One of the mezuzot that was donated to the building came from another renowned philanthropist in the community and a close associate of Harry Adjmi. Richie Dweck, his wife Gloria and their children dedicated the mezuzah in memory of Bert and Shirley Dweck, a’h, the parents of Richie Dweck who were exceptional members of the community.
In addition to these donor names on the exterior of the new building, one can find over 60 plaques inside the building that recognize the generous donations of many other members of the community. Due to a press deadline, the Jewish Voice was unable to publish all the names.
Hatzolah’s genesis began in Brooklyn, New York in the late 1960s to meet the Jewish community’s need for an ambulance service that understood their cultural and religious needs and to improve EMS response time.
Hatzolah is helping to improve response time in all of its coverage areas, and even outside of its areas, by adding more paramedics and ambulances to the system, freeing up other ambulances to respond to other calls more quickly.
Hatzolah’s volunteers are EMTs (Emergency Medical Technicians) or certified doctors and have received high-level training and are provided with life-saving equipment.

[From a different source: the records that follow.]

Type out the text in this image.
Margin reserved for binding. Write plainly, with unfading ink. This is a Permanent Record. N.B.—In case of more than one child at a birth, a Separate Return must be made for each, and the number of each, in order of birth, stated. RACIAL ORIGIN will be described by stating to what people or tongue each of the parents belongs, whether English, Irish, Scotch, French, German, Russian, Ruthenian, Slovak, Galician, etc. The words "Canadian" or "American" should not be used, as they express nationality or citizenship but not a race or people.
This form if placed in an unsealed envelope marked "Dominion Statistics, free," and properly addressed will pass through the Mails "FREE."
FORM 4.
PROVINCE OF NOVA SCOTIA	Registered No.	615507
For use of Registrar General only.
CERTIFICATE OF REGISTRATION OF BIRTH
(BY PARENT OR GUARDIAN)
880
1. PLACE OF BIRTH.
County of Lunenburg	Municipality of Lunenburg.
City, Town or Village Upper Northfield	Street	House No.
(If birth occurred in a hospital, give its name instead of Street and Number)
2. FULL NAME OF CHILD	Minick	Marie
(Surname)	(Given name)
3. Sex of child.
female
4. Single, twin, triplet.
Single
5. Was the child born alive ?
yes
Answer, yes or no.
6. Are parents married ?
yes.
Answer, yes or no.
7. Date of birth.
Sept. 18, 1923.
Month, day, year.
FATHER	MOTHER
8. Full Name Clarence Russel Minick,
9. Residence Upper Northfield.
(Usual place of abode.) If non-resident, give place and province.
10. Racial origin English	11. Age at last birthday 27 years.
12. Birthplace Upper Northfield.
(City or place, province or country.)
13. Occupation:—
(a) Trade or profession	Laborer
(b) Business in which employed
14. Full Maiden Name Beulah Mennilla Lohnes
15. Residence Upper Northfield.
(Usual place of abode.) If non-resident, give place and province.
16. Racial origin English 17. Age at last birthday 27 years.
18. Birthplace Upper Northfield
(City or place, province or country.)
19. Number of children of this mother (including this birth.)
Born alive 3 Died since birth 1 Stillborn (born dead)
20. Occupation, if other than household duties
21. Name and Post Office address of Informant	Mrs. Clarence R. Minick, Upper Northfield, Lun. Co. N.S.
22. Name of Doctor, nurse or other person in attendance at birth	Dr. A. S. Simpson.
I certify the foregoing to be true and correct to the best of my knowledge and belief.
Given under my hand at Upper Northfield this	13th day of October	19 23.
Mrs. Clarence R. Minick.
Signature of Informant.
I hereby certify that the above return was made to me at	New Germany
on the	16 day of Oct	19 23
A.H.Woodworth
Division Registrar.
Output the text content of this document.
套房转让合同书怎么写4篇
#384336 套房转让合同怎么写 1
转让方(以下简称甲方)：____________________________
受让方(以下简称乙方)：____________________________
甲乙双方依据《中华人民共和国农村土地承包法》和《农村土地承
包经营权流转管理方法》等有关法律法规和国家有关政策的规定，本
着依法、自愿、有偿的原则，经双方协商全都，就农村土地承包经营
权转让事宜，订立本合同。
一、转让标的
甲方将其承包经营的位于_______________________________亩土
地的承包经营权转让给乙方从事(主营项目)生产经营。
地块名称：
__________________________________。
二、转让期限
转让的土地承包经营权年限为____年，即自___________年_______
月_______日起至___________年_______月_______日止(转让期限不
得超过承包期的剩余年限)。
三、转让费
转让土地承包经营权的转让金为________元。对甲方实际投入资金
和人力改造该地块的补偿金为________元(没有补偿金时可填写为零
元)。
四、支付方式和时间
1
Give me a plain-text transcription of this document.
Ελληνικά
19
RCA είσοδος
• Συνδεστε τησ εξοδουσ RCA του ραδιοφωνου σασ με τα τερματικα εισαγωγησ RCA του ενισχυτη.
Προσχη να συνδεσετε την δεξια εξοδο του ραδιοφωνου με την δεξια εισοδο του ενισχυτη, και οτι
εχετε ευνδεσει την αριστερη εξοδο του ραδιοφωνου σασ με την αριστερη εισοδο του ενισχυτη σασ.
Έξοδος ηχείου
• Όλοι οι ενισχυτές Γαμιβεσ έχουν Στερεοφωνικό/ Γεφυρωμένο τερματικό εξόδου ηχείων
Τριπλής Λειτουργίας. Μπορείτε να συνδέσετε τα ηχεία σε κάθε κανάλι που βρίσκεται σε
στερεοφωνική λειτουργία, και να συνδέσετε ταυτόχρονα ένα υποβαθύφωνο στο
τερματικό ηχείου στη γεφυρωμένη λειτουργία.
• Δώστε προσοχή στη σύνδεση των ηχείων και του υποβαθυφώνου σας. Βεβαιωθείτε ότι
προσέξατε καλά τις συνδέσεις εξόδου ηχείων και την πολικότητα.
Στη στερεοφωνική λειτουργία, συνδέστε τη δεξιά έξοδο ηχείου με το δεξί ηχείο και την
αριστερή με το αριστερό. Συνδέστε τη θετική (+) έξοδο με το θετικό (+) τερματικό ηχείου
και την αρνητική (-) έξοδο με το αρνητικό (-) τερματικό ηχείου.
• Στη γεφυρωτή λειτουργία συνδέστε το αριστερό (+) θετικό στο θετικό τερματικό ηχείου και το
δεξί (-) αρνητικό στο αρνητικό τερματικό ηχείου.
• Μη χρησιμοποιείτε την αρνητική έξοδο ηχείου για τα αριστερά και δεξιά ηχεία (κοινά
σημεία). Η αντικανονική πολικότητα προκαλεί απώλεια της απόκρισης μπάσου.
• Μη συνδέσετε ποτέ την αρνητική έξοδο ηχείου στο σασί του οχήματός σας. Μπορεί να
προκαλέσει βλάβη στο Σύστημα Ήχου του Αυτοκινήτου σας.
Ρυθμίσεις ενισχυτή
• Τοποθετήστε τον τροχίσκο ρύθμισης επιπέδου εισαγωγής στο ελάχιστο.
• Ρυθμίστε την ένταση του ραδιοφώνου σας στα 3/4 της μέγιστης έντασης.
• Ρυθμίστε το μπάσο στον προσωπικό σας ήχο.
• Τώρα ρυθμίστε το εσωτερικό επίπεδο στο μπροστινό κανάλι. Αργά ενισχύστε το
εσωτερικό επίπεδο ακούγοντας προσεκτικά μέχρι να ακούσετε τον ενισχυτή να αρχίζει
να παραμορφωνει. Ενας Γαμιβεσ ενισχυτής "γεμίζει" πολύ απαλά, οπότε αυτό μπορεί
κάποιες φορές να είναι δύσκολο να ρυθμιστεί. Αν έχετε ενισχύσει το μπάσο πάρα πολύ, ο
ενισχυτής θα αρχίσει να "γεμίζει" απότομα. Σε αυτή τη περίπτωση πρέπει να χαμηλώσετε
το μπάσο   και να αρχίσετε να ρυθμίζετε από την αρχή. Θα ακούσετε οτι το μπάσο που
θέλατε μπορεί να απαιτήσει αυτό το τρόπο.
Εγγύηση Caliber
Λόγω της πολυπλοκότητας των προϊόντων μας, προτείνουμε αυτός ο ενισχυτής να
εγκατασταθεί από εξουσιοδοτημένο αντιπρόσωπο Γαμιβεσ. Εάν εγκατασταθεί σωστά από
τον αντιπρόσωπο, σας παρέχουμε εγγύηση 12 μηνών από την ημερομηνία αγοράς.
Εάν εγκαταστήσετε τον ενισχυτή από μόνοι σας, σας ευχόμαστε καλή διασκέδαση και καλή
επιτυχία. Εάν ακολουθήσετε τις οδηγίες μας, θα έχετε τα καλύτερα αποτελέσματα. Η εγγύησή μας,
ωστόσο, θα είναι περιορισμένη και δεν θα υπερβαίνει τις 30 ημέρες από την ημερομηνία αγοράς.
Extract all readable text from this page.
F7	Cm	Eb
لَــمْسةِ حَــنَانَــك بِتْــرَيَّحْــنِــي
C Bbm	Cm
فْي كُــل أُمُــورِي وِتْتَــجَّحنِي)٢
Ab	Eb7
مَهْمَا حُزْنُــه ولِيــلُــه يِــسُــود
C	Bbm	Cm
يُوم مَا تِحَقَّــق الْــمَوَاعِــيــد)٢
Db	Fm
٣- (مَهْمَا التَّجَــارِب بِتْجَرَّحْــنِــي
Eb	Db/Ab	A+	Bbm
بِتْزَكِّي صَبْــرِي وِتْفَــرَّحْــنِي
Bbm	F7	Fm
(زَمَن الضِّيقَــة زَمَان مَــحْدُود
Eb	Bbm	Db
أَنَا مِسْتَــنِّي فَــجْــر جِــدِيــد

The secret to Hatzolah’s success is that Hatzolah’s volunteers work, Daven, study, shop, sleep and go about their day-to-day business while being on duty all the time. They wear their emergency radios 24 hours a day, 7 days a week. When a call is made by the emergency radio, the closest volunteers rush to the scene immediately with the life-saving equipment they are using. keep in their cars, while other volunteers rush to bring an ambulance. Often in serious medical emergencies, the first few minutes are the most crucial. Since volunteers aren’t tied to a garage or one location, there are almost always volunteers within a few blocks of the call. By being close to the call, Hatzolah volunteers have saved thousands of lives over the years.